MERIDIAN — The MAX — Mississippi Arts + Entertainment Experience — will soon feature two exhibitions celebrating Native American culture, particularly in Mississippi, and the Native American community’s right to tell its own story. Both exhibits will be on display May 1- Aug. 8 at The MAX in downtown Meridian. Through “Choctaw Expressions” we learn the Mississippi Band of Choctaw Indians’ incredible story of perseverance, resilience and growth. Artifacts include basketry, beadwork, traditional dress and stickball-related objects. The exhibition is just a sampling of what’s on display at the community’s museum, the Chahta Immi Cultural Center near Philadelphia, Mississippi. (The center is open Tuesday through Saturday. For more information, visit the tribe’s website, Choctaw.org, or call 601-650-1687.)
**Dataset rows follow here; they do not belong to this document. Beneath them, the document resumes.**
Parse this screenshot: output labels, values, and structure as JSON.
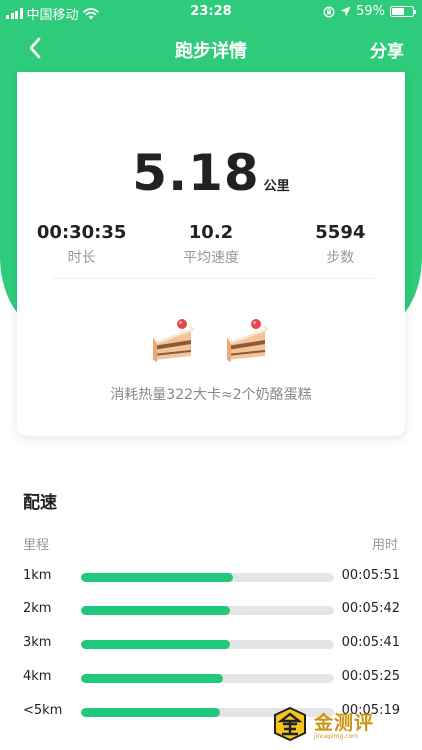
{
  "status_bar": {
    "carrier": "中国移动",
    "time": "23:28",
    "battery_text": "59%",
    "battery_level": 0.59
  },
  "nav": {
    "title": "跑步详情",
    "share": "分享",
    "back_icon": "chevron-left-icon"
  },
  "summary": {
    "distance": "5.18",
    "distance_unit": "公里",
    "stats": [
      {
        "value": "00:30:35",
        "label": "时长"
      },
      {
        "value": "10.2",
        "label": "平均速度"
      },
      {
        "value": "5594",
        "label": "步数"
      }
    ],
    "cake_icon": "cake-icon",
    "calorie_text": "消耗热量322大卡≈2个奶酪蛋糕"
  },
  "pace": {
    "title": "配速",
    "col_distance": "里程",
    "col_time": "用时",
    "rows": [
      {
        "km": "1km",
        "time": "00:05:51",
        "fill": 0.6
      },
      {
        "km": "2km",
        "time": "00:05:42",
        "fill": 0.59
      },
      {
        "km": "3km",
        "time": "00:05:41",
        "fill": 0.59
      },
      {
        "km": "4km",
        "time": "00:05:25",
        "fill": 0.56
      },
      {
        "km": "<5km",
        "time": "00:05:19",
        "fill": 0.55
      }
    ]
  },
  "watermark": {
    "text": "金测评",
    "sub": "jincepimg.com"
  },
  "colors": {
    "accent": "#2ecc7a",
    "bar": "#21c77a",
    "watermark": "#c99612"
  }
}
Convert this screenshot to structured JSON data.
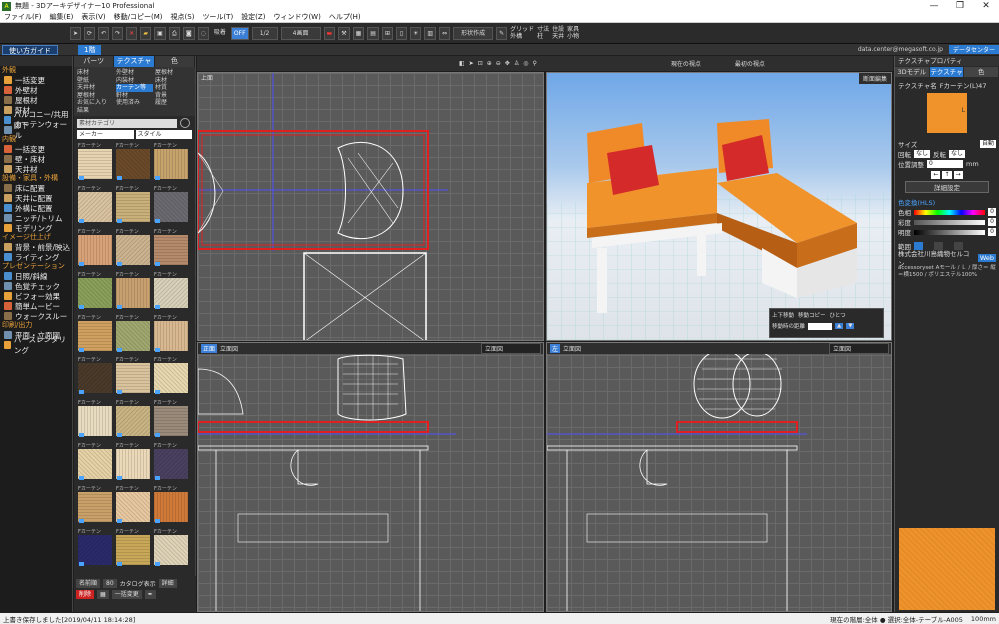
{
  "window": {
    "title": "無題 - 3Dアーキデザイナー10 Professional",
    "controls": [
      "—",
      "❐",
      "✕"
    ]
  },
  "menu": [
    "ファイル(F)",
    "編集(E)",
    "表示(V)",
    "移動/コピー(M)",
    "視点(S)",
    "ツール(T)",
    "設定(Z)",
    "ウィンドウ(W)",
    "ヘルプ(H)"
  ],
  "toolbar": {
    "snap_label": "吸着",
    "snap_state": "OFF",
    "scale": "1/2",
    "view_mode": "4画面",
    "shape_label": "形状作成",
    "checks": [
      "グリッド",
      "寸法",
      "住設",
      "家具",
      "外構",
      "柱",
      "天井",
      "小物",
      "室内"
    ]
  },
  "subbar": {
    "guide": "使い方ガイド",
    "floor_tab": "1階",
    "email": "data.center@megasoft.co.jp",
    "data_center": "データセンター"
  },
  "left_panel": {
    "sections": [
      {
        "title": "外観",
        "items": [
          "一括変更",
          "外壁材",
          "屋根材",
          "軒材",
          "バルコニー/共用廊下",
          "カーテンウォール"
        ]
      },
      {
        "title": "内観",
        "items": [
          "一括変更",
          "壁・床材",
          "天井材"
        ]
      },
      {
        "title": "設備・家具・外構",
        "items": [
          "床に配置",
          "天井に配置",
          "外構に配置",
          "ニッチ/トリム",
          "モデリング"
        ]
      },
      {
        "title": "イメージ仕上げ",
        "items": [
          "背景・前景/映込",
          "ライティング"
        ]
      },
      {
        "title": "プレゼンテーション",
        "items": [
          "日照/斜線",
          "色覚チェック",
          "ビフォー効果",
          "簡単ムービー",
          "ウォークスルー"
        ]
      },
      {
        "title": "印刷/出力",
        "items": [
          "平面・立面図",
          "パースレンダリング"
        ]
      }
    ]
  },
  "material_panel": {
    "tabs": [
      "パーツ",
      "テクスチャ",
      "色"
    ],
    "categories": [
      "床材",
      "外壁材",
      "屋根材",
      "壁紙",
      "内装材",
      "床材",
      "天井材",
      "カーテン等",
      "材質",
      "屋根材",
      "軒材",
      "背景",
      "お気に入り",
      "使用済み",
      "履歴",
      "結果"
    ],
    "search_placeholder": "素材カテゴリ",
    "maker": "メーカー",
    "style": "スタイル",
    "swatch_prefix": "Fカーテン",
    "footer": {
      "name_label": "名前順",
      "count_label": "80",
      "check_label": "カタログ表示",
      "detail": "詳細",
      "delete": "削除",
      "undo": "一括変更"
    }
  },
  "viewports": {
    "top": {
      "label": "上面"
    },
    "persp": {
      "tool": "断面編集",
      "controls": {
        "rotate": "上下移動",
        "copy": "移動コピー",
        "select": "ひとつ"
      },
      "distance_label": "移動時の距離"
    },
    "front": {
      "label": "正面",
      "mode": "立面図",
      "dropdown": "立面図"
    },
    "side": {
      "label": "左",
      "mode": "立面図",
      "dropdown": "立面図"
    }
  },
  "vp_toolbar": {
    "viewpoint": "現在の視点",
    "fixed": "最初の視点"
  },
  "right_panel": {
    "title": "テクスチャプロパティ",
    "tabs": [
      "3Dモデル",
      "テクスチャ",
      "色"
    ],
    "texture_label": "テクスチャ名",
    "texture_name": "Fカーテン(L)47",
    "preview_caption": "L",
    "size_label": "サイズ",
    "size_value": "自動",
    "rotate_label": "回転",
    "rotate_value": "なし",
    "mirror_label": "反転",
    "mirror_value": "なし",
    "offset_label": "位置調整",
    "offset_value": "0",
    "offset_unit": "mm",
    "detail_button": "詳細設定",
    "color_section": "色変換(HLS)",
    "hue_label": "色相",
    "hue_value": "0",
    "sat_label": "彩度",
    "sat_value": "0",
    "light_label": "明度",
    "light_value": "0",
    "range_label": "範囲",
    "company": "株式会社川島織物セルコン",
    "web": "Web",
    "desc": "accessoryset Aモール / Ｌ / 厚さ＝ 縦＝横1500 / ポリエステル100%"
  },
  "status": {
    "left": "上書き保存しました[2019/04/11 18:14:28]",
    "right": "現在の階層:全体 ● 選択:全体-テーブル-A005",
    "zoom": "100mm"
  },
  "colors": {
    "accent": "#2c7bd2",
    "section": "#e8a13a",
    "sofa": "#f0932b",
    "cushion_red": "#d42a2a",
    "wire_red": "#e02020"
  }
}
Stereotypes of Native American peoples are ubiquitous and familiar. The exhibition “Savages and Princesses: The Persistence of Native American Stereotypes” brings together 12 contemporary Native American visual artists who reclaim their right to represent their identities. Recognizing that stereotypes often proliferate without conscious awareness, the exhibition explores common notions about Native peoples that are based on falsehoods, and corrects them with legitimate information. The artists use the unexpected — humor, shock or other emotions — to prompt viewers to question and challenge stereotypes, including those that are unspoken or unacknowledged.
“The juxtaposition of these exhibitions allows the visitor to see and understand, in real time, the message that ultimately both exhibitions are trying to convey,” said Stacey Wilson, curator of Exhibitions at The MAX.
“Choctaw Expressions” tells the story of a tribe whose members are our coworkers, neighbors and friends, while “Savages and Princesses: The Persistence of Native American Stereotypes” teaches us why the stereotypes placed upon them are untrue, hurtful and harmful to the Native American community as a whole.”
These exhibitions are sponsored by Yates Construction of Philadelphia. “The Yates organization has a long-standing relationship with and a deep admiration of the Mississippi Band of Choctaw Indians,” said Bill Yates, Chairman of Yates Construction. “Yates also has a great appreciation for The MAX and its efforts to recognize the arts in Mississippi. We are truly honored to be the sponsor of this exhibit, which showcases the Choctaw heritage and culture that is such an important part of Mississippi’s history.”
The interactive museum is open Tuesday through Saturday from 9 a.m.-5 p.m. The MAX is located at the corner of Sela Ward Parkway and Front Street. Street parking is available, with shops and restaurants within walking distance.